Article from For Liberty by Norm Leahy.

Some advocates of police reform are pointing to the experience in Camden, New Jersey as a possible national model. But there’s more to the Camden story than meets the eye. 

In 2013, Camden scrapped its existing police department, which was not only ineffective at fighting crime but was riddled with corruption.

The new department was a complete reboot: different training methods, more public accountability.

And the old police union contracts were tossed.

This last item may be more important than some reformers give it credit for:

[Camden’s] Union contracts had made it all but impossible for the city to run an effective police department. Generous sick time and family-leave provisions resulted in a dysfunctional department with an extraordinary high absentee rate. 

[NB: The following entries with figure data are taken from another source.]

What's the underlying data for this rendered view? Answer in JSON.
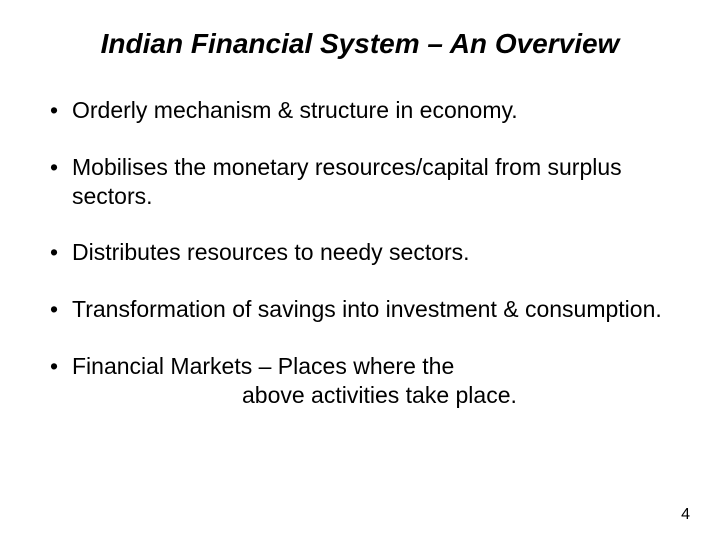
{
  "slide": {
    "title": "Indian Financial System – An Overview",
    "bullets": [
      {
        "text": "Orderly mechanism & structure in economy."
      },
      {
        "text": "Mobilises the monetary resources/capital from surplus sectors."
      },
      {
        "text": "Distributes resources to needy sectors."
      },
      {
        "text": "Transformation of savings into investment & consumption."
      },
      {
        "line1": "Financial Markets – Places where the",
        "line2": "above activities take place."
      }
    ],
    "page_number": "4"
  },
  "styles": {
    "background_color": "#ffffff",
    "text_color": "#000000",
    "title_fontsize": 28,
    "title_style": "bold italic",
    "body_fontsize": 23,
    "font_family": "Arial"
  }
}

According to the Times, “every day, nearly 30 percent of the force does not show up.” (This rate was at least triple the national average.) 

Contracts were also structured to goose officers’ salaries for simply going to work. A 10 percent bonus was given for working a night shift. A 4 percent bonus was given for working the day shift. Police received an 11 percent increase for working on “an anticrime patrol” or special tactical unit. 

Combined with generous fringe benefits, the average cost was $182,168 per officer. 

The contracts also insulated bad cops from accountability, making the old department both costly and corrupt.

Camden’s reforms aren’t without their critics. But the city took aggressive, innovative action when circumstances demanded it – up to and including holding the unions accountable.